Amid rising concerns that local government will not make its 2005 target for electronic delivery of services, a new report sets out a route map to achievement.It offers Local Direct – a single advertised telephone number – as one possible nationally joined up way in which local councils could successfully make themselves accessible to people who generally have a very poor understanding of which council is responsible for which service.
Winning the e-Revolution, launched at a conference jointly hosted by the New Local Government Network, a modernising think tank, and the IDeA, the Government-sponsored improvement agency for the sector, reflects on how local government generally is not yet giving electronic delivery of services sufficient priority.
It responds to recent evidence that only 25% of chief officers and 10% of political leaders have “a good understanding” of e-government. Few have project plans for delivering electronic services by 2005. Very few political leaders see e-government as a central political objective.
It also points to a significant shortage of project management and procurement skills.
To combat this, it calls for a significant level of joint working, pointing out how inefficient it would be to have 238 different billing authorities set up 238 systems to allow people to pay their council tax online.

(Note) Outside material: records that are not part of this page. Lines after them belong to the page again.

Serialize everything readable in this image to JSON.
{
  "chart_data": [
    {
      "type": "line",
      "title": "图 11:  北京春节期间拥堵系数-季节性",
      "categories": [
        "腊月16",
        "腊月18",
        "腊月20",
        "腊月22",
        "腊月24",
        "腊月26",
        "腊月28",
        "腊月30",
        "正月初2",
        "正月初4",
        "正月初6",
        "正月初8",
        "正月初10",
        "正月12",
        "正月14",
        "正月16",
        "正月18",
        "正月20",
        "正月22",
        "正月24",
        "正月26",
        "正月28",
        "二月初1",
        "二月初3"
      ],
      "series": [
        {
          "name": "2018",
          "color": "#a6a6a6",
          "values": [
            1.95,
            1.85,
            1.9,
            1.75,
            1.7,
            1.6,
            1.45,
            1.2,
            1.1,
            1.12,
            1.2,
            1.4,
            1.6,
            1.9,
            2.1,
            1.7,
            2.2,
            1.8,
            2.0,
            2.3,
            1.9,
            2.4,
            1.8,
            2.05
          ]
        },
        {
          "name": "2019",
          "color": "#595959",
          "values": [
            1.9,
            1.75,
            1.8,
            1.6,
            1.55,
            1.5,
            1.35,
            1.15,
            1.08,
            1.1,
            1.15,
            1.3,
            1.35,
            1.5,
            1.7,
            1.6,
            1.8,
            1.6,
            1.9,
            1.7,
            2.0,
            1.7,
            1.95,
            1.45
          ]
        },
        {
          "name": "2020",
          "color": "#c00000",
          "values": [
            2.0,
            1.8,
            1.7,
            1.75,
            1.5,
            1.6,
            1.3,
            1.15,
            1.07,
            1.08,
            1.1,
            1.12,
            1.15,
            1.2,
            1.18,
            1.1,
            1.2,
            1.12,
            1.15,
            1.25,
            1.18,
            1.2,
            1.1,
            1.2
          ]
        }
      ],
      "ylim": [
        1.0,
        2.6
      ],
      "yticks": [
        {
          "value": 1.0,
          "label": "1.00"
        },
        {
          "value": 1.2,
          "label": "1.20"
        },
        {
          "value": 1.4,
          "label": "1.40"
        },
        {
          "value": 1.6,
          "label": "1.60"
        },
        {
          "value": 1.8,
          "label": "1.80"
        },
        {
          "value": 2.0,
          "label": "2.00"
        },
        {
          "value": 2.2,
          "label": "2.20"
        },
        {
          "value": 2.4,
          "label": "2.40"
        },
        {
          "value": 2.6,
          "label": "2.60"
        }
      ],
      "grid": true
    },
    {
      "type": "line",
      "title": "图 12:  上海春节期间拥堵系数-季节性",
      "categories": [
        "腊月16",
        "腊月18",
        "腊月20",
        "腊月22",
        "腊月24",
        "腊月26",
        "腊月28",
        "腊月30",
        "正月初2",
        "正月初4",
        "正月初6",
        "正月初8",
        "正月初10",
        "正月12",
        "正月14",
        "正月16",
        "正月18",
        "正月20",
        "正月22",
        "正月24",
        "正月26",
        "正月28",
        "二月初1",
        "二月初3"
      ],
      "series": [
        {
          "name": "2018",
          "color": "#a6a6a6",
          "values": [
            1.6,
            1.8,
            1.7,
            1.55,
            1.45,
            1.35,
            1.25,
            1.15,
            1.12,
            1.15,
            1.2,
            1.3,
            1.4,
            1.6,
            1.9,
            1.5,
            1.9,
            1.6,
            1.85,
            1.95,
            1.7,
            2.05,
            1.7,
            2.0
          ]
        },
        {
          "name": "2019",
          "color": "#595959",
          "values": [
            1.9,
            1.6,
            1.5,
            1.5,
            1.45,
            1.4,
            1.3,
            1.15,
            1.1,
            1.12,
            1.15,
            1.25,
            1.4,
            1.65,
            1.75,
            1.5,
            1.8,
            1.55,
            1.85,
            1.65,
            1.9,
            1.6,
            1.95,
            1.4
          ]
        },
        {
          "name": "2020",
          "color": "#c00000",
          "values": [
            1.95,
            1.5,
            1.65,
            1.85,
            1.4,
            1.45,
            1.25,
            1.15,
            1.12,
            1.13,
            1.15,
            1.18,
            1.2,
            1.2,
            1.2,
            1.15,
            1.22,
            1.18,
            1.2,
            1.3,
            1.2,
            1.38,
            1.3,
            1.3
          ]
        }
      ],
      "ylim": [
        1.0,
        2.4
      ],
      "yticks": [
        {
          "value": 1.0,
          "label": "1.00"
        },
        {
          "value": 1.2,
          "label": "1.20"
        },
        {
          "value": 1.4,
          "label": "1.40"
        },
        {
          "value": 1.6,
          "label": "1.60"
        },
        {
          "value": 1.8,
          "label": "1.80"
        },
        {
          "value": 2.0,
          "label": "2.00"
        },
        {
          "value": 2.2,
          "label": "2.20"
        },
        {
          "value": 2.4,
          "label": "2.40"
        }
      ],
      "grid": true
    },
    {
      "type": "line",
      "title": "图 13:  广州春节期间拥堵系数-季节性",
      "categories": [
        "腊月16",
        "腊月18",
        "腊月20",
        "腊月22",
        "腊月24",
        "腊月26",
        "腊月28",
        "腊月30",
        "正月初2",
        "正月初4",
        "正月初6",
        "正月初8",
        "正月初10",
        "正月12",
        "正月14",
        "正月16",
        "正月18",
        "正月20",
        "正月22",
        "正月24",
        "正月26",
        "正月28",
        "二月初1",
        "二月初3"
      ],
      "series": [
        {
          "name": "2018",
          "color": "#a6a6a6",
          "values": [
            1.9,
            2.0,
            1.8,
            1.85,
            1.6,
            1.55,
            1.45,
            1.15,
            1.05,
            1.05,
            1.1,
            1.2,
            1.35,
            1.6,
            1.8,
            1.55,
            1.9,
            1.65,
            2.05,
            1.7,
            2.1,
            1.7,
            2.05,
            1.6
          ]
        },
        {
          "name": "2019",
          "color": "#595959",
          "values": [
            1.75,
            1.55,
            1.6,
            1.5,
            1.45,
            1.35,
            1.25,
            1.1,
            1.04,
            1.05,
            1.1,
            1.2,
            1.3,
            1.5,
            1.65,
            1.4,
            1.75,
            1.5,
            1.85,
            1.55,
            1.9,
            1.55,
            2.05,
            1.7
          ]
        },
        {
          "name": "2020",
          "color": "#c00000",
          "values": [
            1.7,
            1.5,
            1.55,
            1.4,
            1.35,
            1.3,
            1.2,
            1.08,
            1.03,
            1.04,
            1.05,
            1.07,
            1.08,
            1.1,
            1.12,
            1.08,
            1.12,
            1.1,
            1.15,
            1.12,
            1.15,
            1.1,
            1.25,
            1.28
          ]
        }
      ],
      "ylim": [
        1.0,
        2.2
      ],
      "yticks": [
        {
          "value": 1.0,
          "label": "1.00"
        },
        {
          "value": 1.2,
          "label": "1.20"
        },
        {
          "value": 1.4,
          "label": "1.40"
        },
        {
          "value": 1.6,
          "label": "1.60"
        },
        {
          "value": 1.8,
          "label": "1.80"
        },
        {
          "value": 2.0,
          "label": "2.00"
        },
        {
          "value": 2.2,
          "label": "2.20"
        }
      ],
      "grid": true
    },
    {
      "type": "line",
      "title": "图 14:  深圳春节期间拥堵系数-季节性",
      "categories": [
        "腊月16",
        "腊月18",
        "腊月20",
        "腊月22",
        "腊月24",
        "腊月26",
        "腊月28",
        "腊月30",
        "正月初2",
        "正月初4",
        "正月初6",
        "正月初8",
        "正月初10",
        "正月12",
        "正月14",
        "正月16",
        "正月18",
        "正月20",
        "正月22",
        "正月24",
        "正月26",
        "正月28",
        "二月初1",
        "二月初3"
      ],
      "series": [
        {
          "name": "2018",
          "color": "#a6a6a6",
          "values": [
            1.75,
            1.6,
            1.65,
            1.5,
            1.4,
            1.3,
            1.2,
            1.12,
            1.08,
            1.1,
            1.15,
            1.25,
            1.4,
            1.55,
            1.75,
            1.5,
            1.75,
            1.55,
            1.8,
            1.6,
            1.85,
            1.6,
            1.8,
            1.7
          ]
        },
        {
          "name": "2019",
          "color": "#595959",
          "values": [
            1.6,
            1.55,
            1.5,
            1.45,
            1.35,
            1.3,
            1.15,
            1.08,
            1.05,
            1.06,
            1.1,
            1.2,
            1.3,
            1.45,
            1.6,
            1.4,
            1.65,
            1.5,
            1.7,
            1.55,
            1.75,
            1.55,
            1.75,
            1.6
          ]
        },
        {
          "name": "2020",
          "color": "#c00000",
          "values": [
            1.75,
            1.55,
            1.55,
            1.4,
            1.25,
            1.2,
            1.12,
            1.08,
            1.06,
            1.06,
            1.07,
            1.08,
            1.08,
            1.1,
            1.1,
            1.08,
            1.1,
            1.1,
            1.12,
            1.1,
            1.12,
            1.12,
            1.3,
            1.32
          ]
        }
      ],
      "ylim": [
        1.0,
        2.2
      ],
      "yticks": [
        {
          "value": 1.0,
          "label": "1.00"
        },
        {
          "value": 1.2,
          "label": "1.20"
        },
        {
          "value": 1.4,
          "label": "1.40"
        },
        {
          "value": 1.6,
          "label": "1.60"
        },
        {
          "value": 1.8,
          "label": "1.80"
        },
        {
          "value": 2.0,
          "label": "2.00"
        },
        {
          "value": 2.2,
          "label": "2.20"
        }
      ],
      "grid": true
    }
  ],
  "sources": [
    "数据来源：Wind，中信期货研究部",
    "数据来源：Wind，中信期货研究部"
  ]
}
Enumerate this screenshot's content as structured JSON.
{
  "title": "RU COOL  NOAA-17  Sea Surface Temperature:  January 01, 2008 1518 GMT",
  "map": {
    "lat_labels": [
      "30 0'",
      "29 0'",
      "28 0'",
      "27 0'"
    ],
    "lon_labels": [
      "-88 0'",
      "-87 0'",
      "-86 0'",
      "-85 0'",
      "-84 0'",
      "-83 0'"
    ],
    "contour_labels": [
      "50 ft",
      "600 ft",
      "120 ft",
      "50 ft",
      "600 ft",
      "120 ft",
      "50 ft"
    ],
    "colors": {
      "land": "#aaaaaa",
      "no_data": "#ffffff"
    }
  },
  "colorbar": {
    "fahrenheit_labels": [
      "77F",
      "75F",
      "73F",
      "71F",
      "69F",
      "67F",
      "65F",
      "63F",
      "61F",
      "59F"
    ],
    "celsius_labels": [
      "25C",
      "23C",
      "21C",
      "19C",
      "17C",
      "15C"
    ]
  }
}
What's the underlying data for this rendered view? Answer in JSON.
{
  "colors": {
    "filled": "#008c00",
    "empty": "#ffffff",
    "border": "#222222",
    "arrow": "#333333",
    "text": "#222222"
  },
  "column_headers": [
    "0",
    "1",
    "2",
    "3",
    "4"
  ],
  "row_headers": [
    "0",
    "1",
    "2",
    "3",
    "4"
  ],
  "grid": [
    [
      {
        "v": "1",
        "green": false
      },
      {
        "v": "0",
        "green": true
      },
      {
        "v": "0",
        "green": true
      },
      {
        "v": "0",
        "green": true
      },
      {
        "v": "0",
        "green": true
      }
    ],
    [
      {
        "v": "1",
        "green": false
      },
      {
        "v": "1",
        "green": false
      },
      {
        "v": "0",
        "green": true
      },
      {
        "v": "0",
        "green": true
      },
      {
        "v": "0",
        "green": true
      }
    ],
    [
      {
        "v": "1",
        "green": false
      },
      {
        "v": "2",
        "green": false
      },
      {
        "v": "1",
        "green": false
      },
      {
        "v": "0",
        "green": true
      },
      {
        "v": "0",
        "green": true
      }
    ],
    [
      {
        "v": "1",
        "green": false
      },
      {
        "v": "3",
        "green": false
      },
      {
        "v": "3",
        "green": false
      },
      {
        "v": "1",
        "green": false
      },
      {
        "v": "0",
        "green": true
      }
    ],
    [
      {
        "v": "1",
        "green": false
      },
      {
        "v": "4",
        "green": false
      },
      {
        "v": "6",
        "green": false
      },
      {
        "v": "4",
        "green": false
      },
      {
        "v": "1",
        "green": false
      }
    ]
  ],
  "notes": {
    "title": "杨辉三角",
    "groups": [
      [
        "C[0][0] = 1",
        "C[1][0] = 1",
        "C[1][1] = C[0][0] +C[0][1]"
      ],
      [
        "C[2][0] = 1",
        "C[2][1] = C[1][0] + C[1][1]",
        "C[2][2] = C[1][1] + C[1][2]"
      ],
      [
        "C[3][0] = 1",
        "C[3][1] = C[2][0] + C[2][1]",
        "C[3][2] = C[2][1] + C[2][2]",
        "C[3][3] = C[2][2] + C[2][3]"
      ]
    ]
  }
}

And, ignoring the strictest of definitions about ‘electronic’, it points to how two thirds of people will still prefer to use the phone and defines success in 2005 as answering 85% of all telephone calls within 15 seconds, providing one-stop fulfilment for 85% of public contacts, and public satisfaction secured 85% of the time.
Achieving that might mean a single national number – perhaps called Local Direct, which would then be re-routed to local call centres operational during an extended range of opening hours.
Information would be available for a wide range of services, not just those provided by a single council.
It does also call for people being able to receive or commission services in selected high-profile functions over the internet.